Vertrauen, aber auf was? Dennis Chiponda freundet sich in der taz mit der Idee eines „konstruktiven Patriotismus" (Jan Christopher Cohrs) an („Ich, ein Patriot?", 08.11.2025). Konstruktive Patrioten, das seien „Menschen, die ihre Heimat lieben, andere nicht abwerten, demokratische Werte vertreten und kritisch den Staat beobachten." Chiponda hofft, dass auch bei deutschen Linken die Bereitschaft wächst, über solche Angebote zu sprechen und nicht – wie 1989 – die Chance auf geteilte Werte zu verpassen.
Ein Streitthema, bei dem zurzeit große Unsicherheit herrscht, sind die immer wieder diskutierten Sozialreformen. Christine Fuchsloch, Präsidentin des Bundessozialgerichts, wird von der FAZ zu den anstehenden Veränderungen interviewt („Das Rentenalter muss irgendwann angehoben werden", 09.11.2025). Die Ausführungen von der Sozialrichterin Fuchsloch fallen gewissermaßen deeskalierend aus: Totalverweigernde Bürgergeldempfänger habe sie praktisch nicht erlebt, psychische Probleme und Handicaps überwögen. Sie wünscht sich Gespräche über Reformen und Komplexitätsabbau ohne Angst.
Joshua Schößler betitelt gerade so („Angst", FAZ, 23.10.2025) seinen Artikel zum Jugendwort des Jahres „das crazy". Auffällig sei, dass alle vergangenen Jugendwörter und auch viele in der aktuellen Auswahl entweder mit „gruppenbezogenen Unsicherheiten" (cringe, goofy) oder aber mit Sex zu tun haben (goonen).

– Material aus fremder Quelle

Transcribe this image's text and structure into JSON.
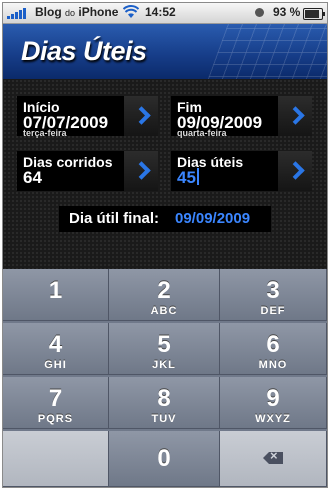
{
  "status_bar": {
    "carrier": "Blog",
    "carrier_small": "do",
    "carrier_suffix": "iPhone",
    "time": "14:52",
    "battery": "93 %",
    "icons": [
      "signal-icon",
      "wifi-icon",
      "alarm-icon",
      "battery-icon"
    ]
  },
  "header": {
    "title": "Dias Úteis"
  },
  "inicio": {
    "label": "Início",
    "date": "07/07/2009",
    "weekday": "terça-feira"
  },
  "fim": {
    "label": "Fim",
    "date": "09/09/2009",
    "weekday": "quarta-feira"
  },
  "dias_corridos": {
    "label": "Dias corridos",
    "value": "64"
  },
  "dias_uteis": {
    "label": "Dias úteis",
    "value": "45"
  },
  "final": {
    "label": "Dia útil final:",
    "value": "09/09/2009"
  },
  "keypad": {
    "keys": [
      {
        "num": "1",
        "letters": ""
      },
      {
        "num": "2",
        "letters": "ABC"
      },
      {
        "num": "3",
        "letters": "DEF"
      },
      {
        "num": "4",
        "letters": "GHI"
      },
      {
        "num": "5",
        "letters": "JKL"
      },
      {
        "num": "6",
        "letters": "MNO"
      },
      {
        "num": "7",
        "letters": "PQRS"
      },
      {
        "num": "8",
        "letters": "TUV"
      },
      {
        "num": "9",
        "letters": "WXYZ"
      },
      {
        "num": "0",
        "letters": ""
      }
    ]
  },
  "colors": {
    "accent": "#3b86ff",
    "header": "#173e8a",
    "keypad": "#7b8494"
  }
}
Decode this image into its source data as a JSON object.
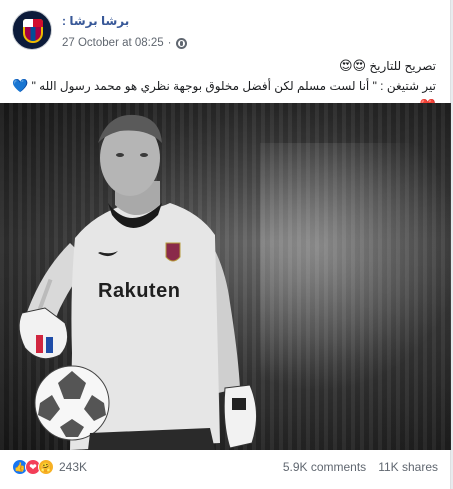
{
  "post": {
    "page_name": "برشا برشا :",
    "timestamp": "27 October at 08:25",
    "separator": "·",
    "privacy_icon": "globe-icon",
    "more_icon": "more-options-icon",
    "line1_text": "تصريح للتاريخ",
    "line1_emoji": "😍😍",
    "line2_text": "تير شتيغن : \" أنا لست مسلم لكن أفضل مخلوق بوجهة نظري هو محمد رسول الله \"",
    "line2_emoji": "💙❤️",
    "photo_caption_jersey": "Rakuten"
  },
  "stats": {
    "reactions": [
      "like",
      "love",
      "care"
    ],
    "reaction_icons": [
      "👍",
      "❤",
      "🤗"
    ],
    "reaction_count": "243K",
    "comments": "5.9K comments",
    "shares": "11K shares"
  },
  "colors": {
    "link_blue": "#385898",
    "meta_gray": "#606770",
    "like_blue": "#1877f2",
    "love_red": "#f33e58",
    "care_yellow": "#f7b125"
  }
}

Möglicherweise setzt sich auch hier die aktuelle Tendenz durch, das Gesellschaftliche vor allem als etwas Unsicheres, Prekäres zu denken – oder aber Jugendwörter bilden tatsächlich jugendliche Themen ab.
Aus dem Bereich der Bücher und anderer Medien sei diese Woche der Roman „Die Wut ist ein heller Stern" von Anja Kampmann empfohlen. Die Kritik in der Süddeutschen Zeitung („Ein großes Gedicht", 23.10.2025) stellt neben der spürbar lyrischen Grundierung des Werkes auch die Unsicherheit des Szenarios in den Vordergrund: Der Roman spielt in einem Hamburger Varieté während des Nationalsozialismus.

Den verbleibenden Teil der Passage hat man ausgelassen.